Datometry reports that cost savings is the number one reason enterprises move to the cloud. Sixty-one percent of companies cite cost-cutting as their top initiative, with 57% indicating that a desire for new features and capabilities drives their decision.
According to Flexera’s annual State of the Cloud Report for 2019 (PDF), 91% of businesses use public cloud and 72% use a private one. Most enterprises actually utilize both options – with 69% of them opting for a hybrid cloud solution.
Looking at stats like these, it is clear that enterprises are “all in” when it comes to cloud adoption. But these trends don’t necessarily reflect the whole picture. Let’s take a behind-the-scenes look at cloud adoption and talk about what’s really happening in the industry—and what’s next.
What’s Really Being Put in the Cloud
Certainly, enterprise cloud adoption is growing with no signs of slowing down. But what enterprises are moving to the cloud may surprise you. At Silk, we tend to see one of two things occurring:
Enterprises are moving apps that are NOT in the critical path: By far, much of what we’ve seen at Silk is that companies are willing to dip their toes in the cloud by migrating apps that aren’t mission critical. While typical workloads such as batch, transactional (OLTP), and analytics (OLAP/HPC) are all being run successfully in the cloud, the use cases of these loads are typically dev/test, UAT, or QA instead of production. This allows the business to begin taking advantage of cloud benefits without feeling like they’re exposing themselves to unnecessary risks by running their mission-critical or line-of-business production applications in an environment that does not fully match the feature/functionality, resilience, or performance of their on-prem production environments.

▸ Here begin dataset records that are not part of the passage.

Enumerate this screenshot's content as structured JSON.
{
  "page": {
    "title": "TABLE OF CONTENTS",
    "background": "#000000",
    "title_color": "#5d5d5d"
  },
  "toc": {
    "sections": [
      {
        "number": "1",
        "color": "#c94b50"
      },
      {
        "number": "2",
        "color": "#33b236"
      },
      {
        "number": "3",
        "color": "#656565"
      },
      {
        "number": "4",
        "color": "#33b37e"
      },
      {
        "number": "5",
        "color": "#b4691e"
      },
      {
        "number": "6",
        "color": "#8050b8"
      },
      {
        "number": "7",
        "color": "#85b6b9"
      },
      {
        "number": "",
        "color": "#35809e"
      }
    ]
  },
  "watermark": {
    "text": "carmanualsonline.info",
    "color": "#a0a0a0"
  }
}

What does this mean for apps that are the core of an enterprise business? For now, enterprises seem leery of moving their “crown jewels” out of their private infrastructure and into the ether. While businesses are adopting the cloud, most are doing so by only moving auxiliary applications. If an app is something that would effectively stop the business if it goes down, we find that enterprises are much less likely to move it to the cloud.

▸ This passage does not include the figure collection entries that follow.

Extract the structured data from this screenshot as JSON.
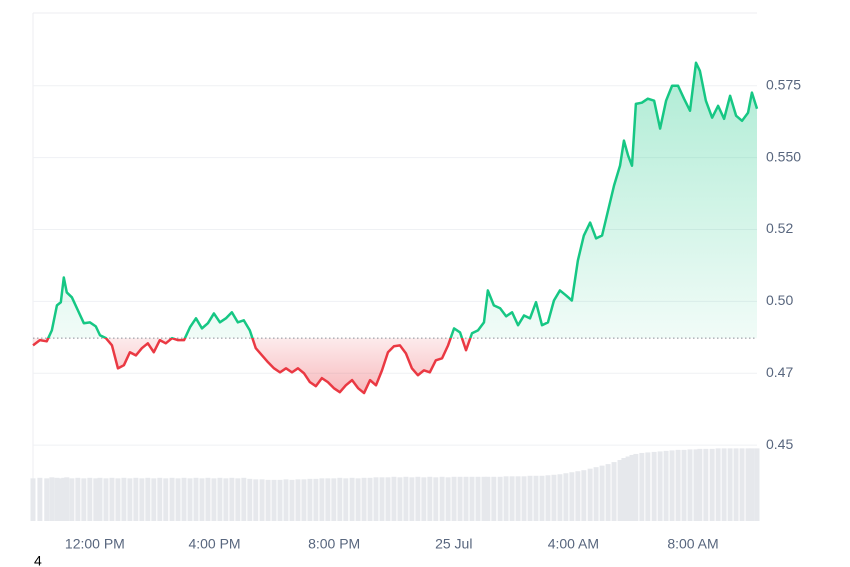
{
  "chart_data": {
    "type": "line",
    "footnote": "4",
    "x": [
      9.93,
      10.16,
      10.39,
      10.56,
      10.73,
      10.86,
      10.96,
      11.06,
      11.23,
      11.43,
      11.63,
      11.83,
      12.03,
      12.17,
      12.37,
      12.57,
      12.77,
      12.97,
      13.17,
      13.37,
      13.57,
      13.77,
      13.97,
      14.17,
      14.37,
      14.58,
      14.78,
      14.98,
      15.18,
      15.38,
      15.58,
      15.78,
      15.98,
      16.18,
      16.38,
      16.58,
      16.78,
      16.98,
      17.18,
      17.38,
      17.59,
      17.79,
      17.99,
      18.19,
      18.39,
      18.59,
      18.79,
      18.99,
      19.19,
      19.39,
      19.59,
      19.79,
      19.99,
      20.19,
      20.39,
      20.6,
      20.8,
      21.0,
      21.2,
      21.4,
      21.6,
      21.8,
      22.0,
      22.2,
      22.4,
      22.6,
      22.8,
      23.0,
      23.2,
      23.4,
      23.61,
      23.81,
      24.01,
      24.21,
      24.41,
      24.61,
      24.81,
      25.01,
      25.14,
      25.34,
      25.55,
      25.75,
      25.95,
      26.15,
      26.35,
      26.55,
      26.75,
      26.95,
      27.15,
      27.35,
      27.55,
      27.75,
      27.95,
      28.15,
      28.35,
      28.56,
      28.76,
      28.96,
      29.16,
      29.36,
      29.56,
      29.69,
      29.83,
      29.96,
      30.09,
      30.29,
      30.49,
      30.7,
      30.9,
      31.1,
      31.3,
      31.5,
      31.7,
      31.9,
      32.1,
      32.23,
      32.43,
      32.64,
      32.84,
      33.04,
      33.24,
      33.44,
      33.64,
      33.84,
      33.97,
      34.14
    ],
    "series": [
      {
        "color": "#16c784",
        "negative_color": "#ea3943",
        "values": [
          0.4847,
          0.4865,
          0.4861,
          0.4899,
          0.4986,
          0.4997,
          0.5083,
          0.5031,
          0.5014,
          0.4969,
          0.4924,
          0.4927,
          0.4913,
          0.4882,
          0.4872,
          0.4847,
          0.4767,
          0.4778,
          0.4823,
          0.4812,
          0.4837,
          0.4854,
          0.4823,
          0.4865,
          0.4854,
          0.4872,
          0.4865,
          0.4865,
          0.491,
          0.4941,
          0.4906,
          0.4924,
          0.4958,
          0.4927,
          0.4941,
          0.4962,
          0.4927,
          0.4934,
          0.4899,
          0.4837,
          0.4812,
          0.4788,
          0.4767,
          0.4753,
          0.4767,
          0.4753,
          0.4767,
          0.475,
          0.4719,
          0.4705,
          0.4733,
          0.4719,
          0.4698,
          0.4684,
          0.4708,
          0.4726,
          0.4698,
          0.4681,
          0.4726,
          0.4708,
          0.476,
          0.4823,
          0.4844,
          0.4847,
          0.4819,
          0.4767,
          0.4743,
          0.476,
          0.4753,
          0.4795,
          0.4802,
          0.4847,
          0.4906,
          0.4892,
          0.483,
          0.4889,
          0.4899,
          0.4927,
          0.5038,
          0.4986,
          0.4976,
          0.4948,
          0.4962,
          0.4917,
          0.4951,
          0.4941,
          0.4997,
          0.4917,
          0.4927,
          0.5003,
          0.5038,
          0.5021,
          0.5003,
          0.5142,
          0.5229,
          0.5274,
          0.5219,
          0.5229,
          0.5316,
          0.5403,
          0.5472,
          0.5559,
          0.5507,
          0.5472,
          0.5687,
          0.5691,
          0.5705,
          0.5698,
          0.5601,
          0.5698,
          0.575,
          0.575,
          0.5705,
          0.5663,
          0.583,
          0.5802,
          0.5698,
          0.5639,
          0.568,
          0.5635,
          0.5715,
          0.5646,
          0.5628,
          0.5656,
          0.5726,
          0.567
        ]
      }
    ],
    "baseline": 0.4872,
    "volume": {
      "color": "#e6e8ec",
      "axis": "y2",
      "values": [
        8.4,
        8.5,
        8.4,
        8.6,
        8.5,
        8.4,
        8.5,
        8.6,
        8.4,
        8.5,
        8.4,
        8.5,
        8.4,
        8.5,
        8.4,
        8.5,
        8.4,
        8.5,
        8.4,
        8.5,
        8.4,
        8.5,
        8.4,
        8.5,
        8.4,
        8.5,
        8.4,
        8.5,
        8.4,
        8.5,
        8.4,
        8.5,
        8.4,
        8.5,
        8.4,
        8.5,
        8.4,
        8.5,
        8.3,
        8.2,
        8.2,
        8.1,
        8.1,
        8.1,
        8.2,
        8.1,
        8.2,
        8.2,
        8.3,
        8.3,
        8.4,
        8.4,
        8.4,
        8.5,
        8.4,
        8.5,
        8.4,
        8.5,
        8.5,
        8.6,
        8.6,
        8.6,
        8.7,
        8.6,
        8.7,
        8.6,
        8.7,
        8.6,
        8.7,
        8.6,
        8.7,
        8.6,
        8.7,
        8.7,
        8.7,
        8.7,
        8.7,
        8.7,
        8.7,
        8.7,
        8.7,
        8.8,
        8.8,
        8.8,
        8.8,
        8.9,
        8.9,
        8.9,
        9.0,
        9.1,
        9.2,
        9.4,
        9.6,
        9.8,
        10.0,
        10.3,
        10.6,
        10.9,
        11.2,
        11.6,
        12.0,
        12.4,
        12.7,
        13.0,
        13.2,
        13.4,
        13.5,
        13.6,
        13.7,
        13.8,
        13.9,
        14.0,
        14.0,
        14.1,
        14.1,
        14.2,
        14.2,
        14.2,
        14.3,
        14.3,
        14.3,
        14.3,
        14.3,
        14.3,
        14.3,
        14.3
      ]
    },
    "y2lim": [
      0,
      100
    ],
    "xlim": [
      9.93,
      34.14
    ],
    "xticks": [
      {
        "value": 12,
        "label": "12:00 PM"
      },
      {
        "value": 16,
        "label": "4:00 PM"
      },
      {
        "value": 20,
        "label": "8:00 PM"
      },
      {
        "value": 24,
        "label": "25 Jul"
      },
      {
        "value": 28,
        "label": "4:00 AM"
      },
      {
        "value": 32,
        "label": "8:00 AM"
      }
    ],
    "ylim": [
      0.4236,
      0.6003
    ],
    "yticks": [
      {
        "value": 0.45,
        "label": "0.45"
      },
      {
        "value": 0.475,
        "label": "0.47"
      },
      {
        "value": 0.5,
        "label": "0.50"
      },
      {
        "value": 0.525,
        "label": "0.52"
      },
      {
        "value": 0.55,
        "label": "0.550"
      },
      0.575
    ],
    "grid": true
  }
}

Enterprises are building cloud-native apps: A second cloud adoption trend we’re seeing is that organizations are building native apps within the cloud. Most commonly seen with customer-facing apps like those used in development, testing, and QA, these “tier 2” apps tend to be things that if one element goes down, business life can carry on. While this is much less common than shifting legacy systems to the cloud, it is something we’re seeing a bit more of.
Clearly, companies are migrating to the cloud —and that’s not surprising, given all of its advantages. From ease-of-use and maintenance to its ability to seamlessly scale as a business evolves, there are many reasons that shifting applications to a cloud environment makes sense. But the fears that keep many organizations from moving to the cloud are still very real, and very valid. Enterprises have a number of concerns, including:
- Lack of budget
- Security concerns
- Resiliency concerns
- Performance concerns
- Lack of time
- Lack of expertise
- Uncertainty if refactored applications will work
- Vendor lock-in
In essence, for many organizations, the current leap from traditional storage to the cloud simply seems too difficult and risky. And until migrating to the cloud becomes easy and foolproof, things are likely to remain the same.
What’s Next for Cloud Storage Adoption
If migrating to the cloud were easy, everyone would have done it by now. But the reality is that moving to the cloud is not without its challenges. And until it becomes easier to make the move without huge additional cost, stress, or risk, we anticipate that the trends we discussed will continue—and that enterprises will wait for an easier, less perilous way to adopt cloud technology.
So what’s next? In future blog posts, we’ll take a deeper dive into the challenges that enterprises face when moving to the cloud.